HilbMult: A Banach-Enriched Multicategory for Operator Algebras

TL;DR

This paper develops a categorical framework that integrates operator theory with multicategory theory, providing a unified language for multi-input operators in functional analysis and quantum mechanics.

Contribution

It introduces a Banach-enriched multicategory of Hilbert spaces with bounded multilinear maps, establishing coherence, enrichment, and a functorial spectral theorem.

Findings

Established a symmetric monoidal multicategory of Hilbert spaces

Proved enrichment and coherence properties of the framework

Developed a functorial spectral theorem for the structure

Abstract

Category and multicategory theory provide abstract frameworks for describing structures and their compositions, with multicategories extending traditional categories to handle multi-input operations. These theories enable modular reasoning and coherent composition of complex systems, and have found applications in computer science, physics, and mathematics, including programming language semantics, quantum processes, tensor networks, operads, and higher algebra.
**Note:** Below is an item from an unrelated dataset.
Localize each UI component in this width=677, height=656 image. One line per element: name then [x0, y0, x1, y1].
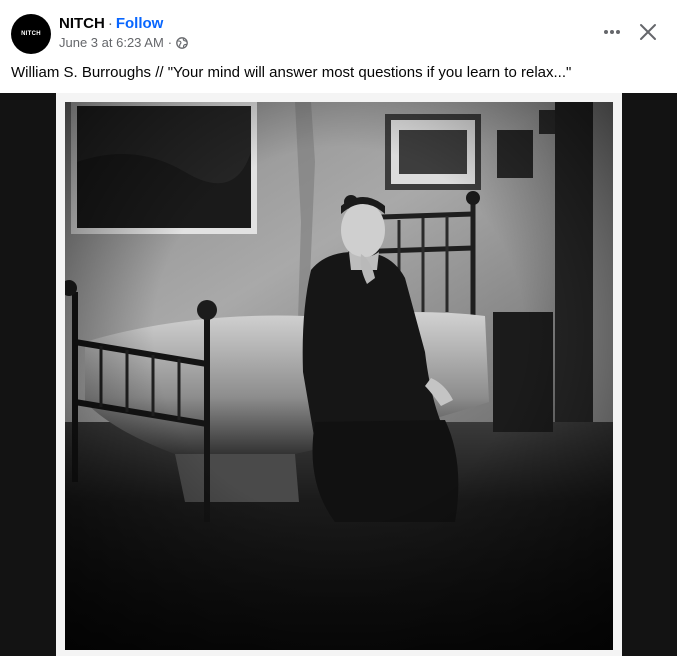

Operator theory, in contrast, studies linear and multilinear transformations in functional spaces, forming the analytic backbone of modern analysis and quantum mechanics, with applications ranging from signal processing and control theory to data science. This paper explores the synergy between these two areas by showing how operator theory provides concrete analytic structures that naturally enrich multicategories, while multicategory theory supplies a unifying framework for organizing multi-input operators and ensuring coherence in complex networks. We develop a comprehensive categorical framework integrating operator theory with multicategories, introducing a symmetric monoidal multicategory of Hilbert spaces with bounded multilinear maps and establishing its enrichment and coherence properties. The framework includes a functorial spectral theorem, covariance under unitary transformations, and universality as a semantic target, providing a unified language for linking analytic structure, categorical semantics, and operator representations. This work lays the foundation for a broader research program uniting operator theory, category theory, and noncommutative geometry.